Die Lebensdauer eines Fliegengitters übersteigt im Normalfall das Alter der ungeliebten Gäste um ein Vielfaches. Der Schutz darf sich durchaus das Prädikat einer „nachhaltigen Investition“ auf die Fahnen schreiben. Aber wie es bei jedem Gebrauchsgegenstand so ist: Die Lebensdauer hängt maßgeblich vom Material, den Witterungseinflüssen und dem Umgang ab. Das dünne Moskitonetz brilliert durch seinen Schutz vor Insekten, aber auch durch seine Luftdurchlässigkeit. Insbesondere durch falsche Handhabung sind Schäden nicht völlig auszuschließen. Was tun, wenn die Schwachstelle des Fliegengitters seinen Geist aufgibt?

Die gute Nachricht vorab: Kleine oder große Löcher verursachen noch lange nicht einen Komplett-Austausch der Fliegengitter. Vielmehr rät der Experte zu verschiedenen Reparaturmöglichkeiten. So gibt es die Klebeband-Variante. Fliegengitter müssen hierfür nicht demontiert werden und die Anbringung ist ein Kinderspiel. Einfach die benötigte Größe herausschneiden und auf der durchlässigen Stelle anbringen. Die Struktur ist mit der des Moskitonetzes identisch und fügt sich damit problemlos ein. Eine Generalsanierung in der Winterzeit kann damit in Ruhe überlegt werden.

Eine Alternative bietet das „Flicken“ von Rissen oder Löchern. Das macht insbesondere dann Sinn, wenn die Schadstelle von überschaubarer Größe ist. Das in der Umgebung übriggebliebene Netz wird mit ein wenig Nagellack, Flüssigkleber oder Silikon zusammengezogen und verklebt. Alle Varianten brillieren durch transparente Farbe. Nach sauberer Reparatur ist die Stelle somit kaum zu erkennen. Doch Vorsicht! Die Klebestoffe müssen zum Material passen. Beispielsweise sind manche Fliegengitter aus Kunststoff und vertragen sich mit den aufgeführten Werkstoffen nicht.

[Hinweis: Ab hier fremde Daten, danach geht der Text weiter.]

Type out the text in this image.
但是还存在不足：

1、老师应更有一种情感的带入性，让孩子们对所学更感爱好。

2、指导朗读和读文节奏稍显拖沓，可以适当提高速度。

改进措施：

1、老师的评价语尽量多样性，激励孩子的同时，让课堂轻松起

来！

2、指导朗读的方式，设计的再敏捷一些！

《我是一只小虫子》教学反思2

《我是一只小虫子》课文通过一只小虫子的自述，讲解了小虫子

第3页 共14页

Last but not least können Eigentümer von Fliegengittern ein Ersatz-Moskitonetz aufnähen. Vorteil: Hier ist kein Klebstoff erforderlich und die Anbringung wirkt noch fester sowie nachhaltiger. Nachteil: Die Bearbeitung erfordert mehr Feingefühl und Material. Neben dem Moskitonetz-Ausschnitt braucht es eine Sattler- oder Ledernadel sowie eine Nylonschnur analog einer Angelschnur. Alternativ lässt sich auch ein dünner Draht verarbeiten. Der Stoff wird auf die beschädigte Stelle gelegt und festgenäht. Die Fixierung kann ein Klebeband übernehmen, damit es beim Nähvorgang nicht ständig wegrutscht. Als letzte Handlung werden die überstehenden Reste weggeschnitten.

In einem der nächsten Weblogs erläutern wir den richtigen Umgang und die korrekte Pflege hinsichtlich Fliegengittern. Nach dem Motto „Prophylaxe ist besser als Reparatur“ können Schäden bereits im Keim erstickt werden. Guten Nachrichten für den Verbraucher, schlechte für Insekten! Sie werden als Kunde viel Freude und Ruhe mit Fliegengittern haben. Grundsätzlich ist es eine Anschaffung, die sich über viele Jahre auszahlt. Als echten Mehrwert räumen wir natürlich auch Garantie auf unsere Produkte ein.